Molecular Engineering - in Two Dimensions

In Two Dimensions

The study and fabrication of molecular-precise architectures confined at interfaces (i.e., molecular thick architectures) has rapidly emerged as a scientific approach towards supramolecular and molecular engineering. The fabrication step of such architectures (often referred as molecular self-assembly depending on the deposition process and interactions involved) relies in the use of solid interfaces to create adsorbed monolayers. Just recently, have such two-dimensional (or "on-surface") chemistry and physics yielded large-scale molecular-precise structures of technological relevance.
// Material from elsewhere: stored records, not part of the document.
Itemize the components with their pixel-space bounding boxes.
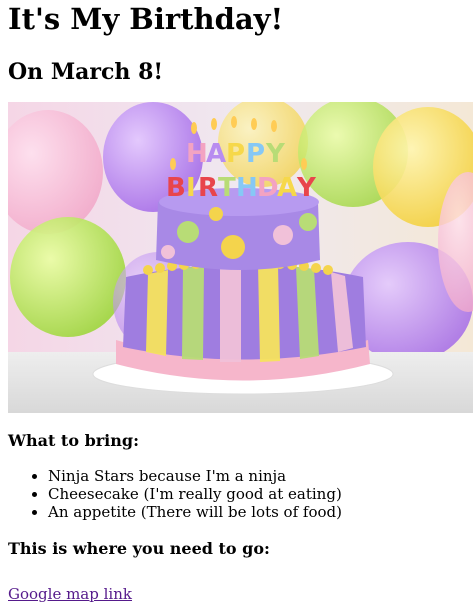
- what-to-bring-heading: What to bring:: [8, 431, 139, 450]
- page-content: It's My Birthday! On March 8! H A P P Y …: [0, 0, 474, 603]
- svg-text:R: R: [198, 173, 218, 203]
- svg-text:P: P: [226, 139, 245, 169]
- list-item: Ninja Stars because I'm a ninja: [48, 467, 466, 485]
- svg-text:T: T: [218, 173, 236, 203]
- topper-happy: H: [186, 139, 208, 169]
- svg-text:B: B: [166, 173, 186, 203]
- list-item: Cheesecake (I'm really good at eating): [48, 485, 466, 503]
- svg-text:Y: Y: [265, 139, 286, 169]
- svg-text:P: P: [246, 139, 265, 169]
- svg-text:H: H: [236, 173, 258, 203]
- list-item: An appetite (There will be lots of food): [48, 503, 466, 521]
- svg-text:A: A: [206, 139, 226, 169]
- google-map-link[interactable]: Google map link: [8, 585, 132, 603]
- page-title: It's My Birthday!: [8, 2, 284, 36]
- svg-text:Y: Y: [296, 173, 317, 203]
- svg-text:A: A: [277, 173, 297, 203]
- page-subtitle: On March 8!: [8, 59, 164, 85]
- svg-text:D: D: [257, 173, 279, 203]
- bring-list: Ninja Stars because I'm a ninja Cheeseca…: [8, 467, 466, 521]
- svg-text:I: I: [186, 173, 196, 203]
- location-heading: This is where you need to go:: [8, 539, 270, 558]
- birthday-cake-image: H A P P Y B I R T H D A Y: [8, 102, 473, 413]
Albeit spatial control and working devices remain to be evidenced in the field, predictive (computational) models as well as advances in the thermo- and photo- chemical physics of monolayers are expected to bring the field to technology within the next 10 years.

It is worth noting that the ansatz of a molecular assembler and/or STM manipulation experiments aim at achieving atom-by-atom fabrication, i.e. fabrication with resolutions of ca. 3Åx3Åx3Å. On the other hand (2D) on-surface molecular engineering will be intrinsically limted to the size of the molecules which are capable of encoding complex physico-chemical information. This might be considered a technique having a maximum resolution of ca. 20Åx20Åx3Å. In contrast, state-of-the art lithography methods, a form of less-precise molecular engineering, is expected to achieve a resolution of 50Åx50Åx50Å by 2016.